Over the bar, we were on our way. Sails hoisted, Tintin picked up on a
beam reach and we set our course for the Chenal du Four at the western
end of Brittany. As Devon cliffs receded it felt great to be actually
starting off on our adventure.

Sunday, 26 August 2018

Departure timing

We plan to set off at 1:30 pm on Monday

All ready....but

The day for departure has arrived. The boat is ready, the crew is ready but the weather is definitely not. Strong winds from the south (where we're going), low clouds and rain mean we have postponed our departure by a day.

The kids are busy playing in the waves and blasting about in the laser while we fiddle around onboard.

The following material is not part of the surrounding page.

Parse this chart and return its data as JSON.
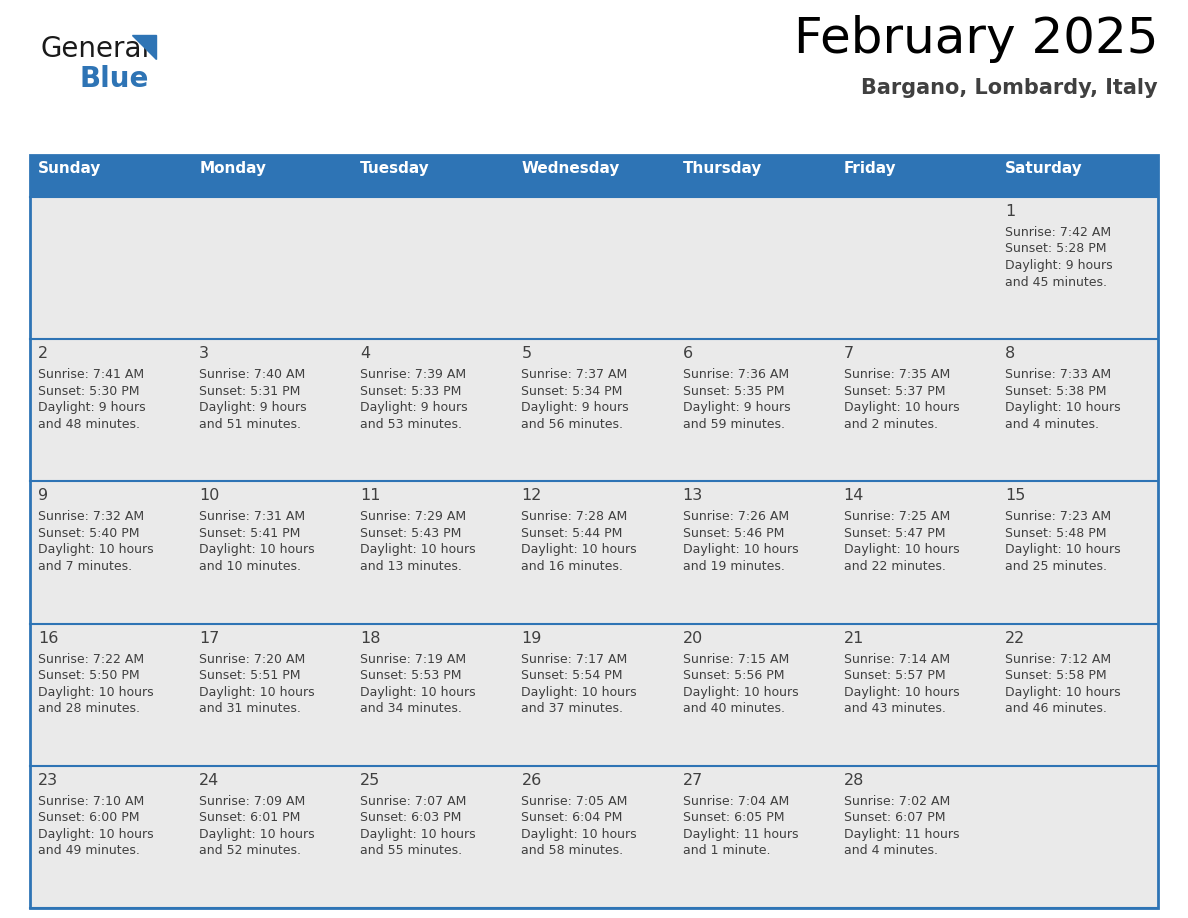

Hopefully tomorrow will be better weather!

Friday, 24 August 2018

Countdown to departure

After years of planning and months of preparation Tintin is almost ready to start her circumnavigation. The crew is gathering on board for Leg 1 (Salcombe to Lisbon).
It's a very exciting, and also slightly daunting, feeling. There will be many adventures on the way. Thank you to all our well wishers.
Departure from Salcombe likely on Monday 27th, slightly delayed by strong winds due on Sunday. First stop Brittany.

Tuesday, 15 May 2018

All this texting is exhausting

All this texting is exhausting…...


Big Sails and Poles

Big Sails and Poles, flat water downwind sailing….


Grind Baby Grind

Grind Baby Grind!


Fishing for lemon drizzle cake



James

Monday, 14 May 2018

Also while on passage to Fowey today...

The drone was launched to take pictures of the new sail and was successfully recovered on board!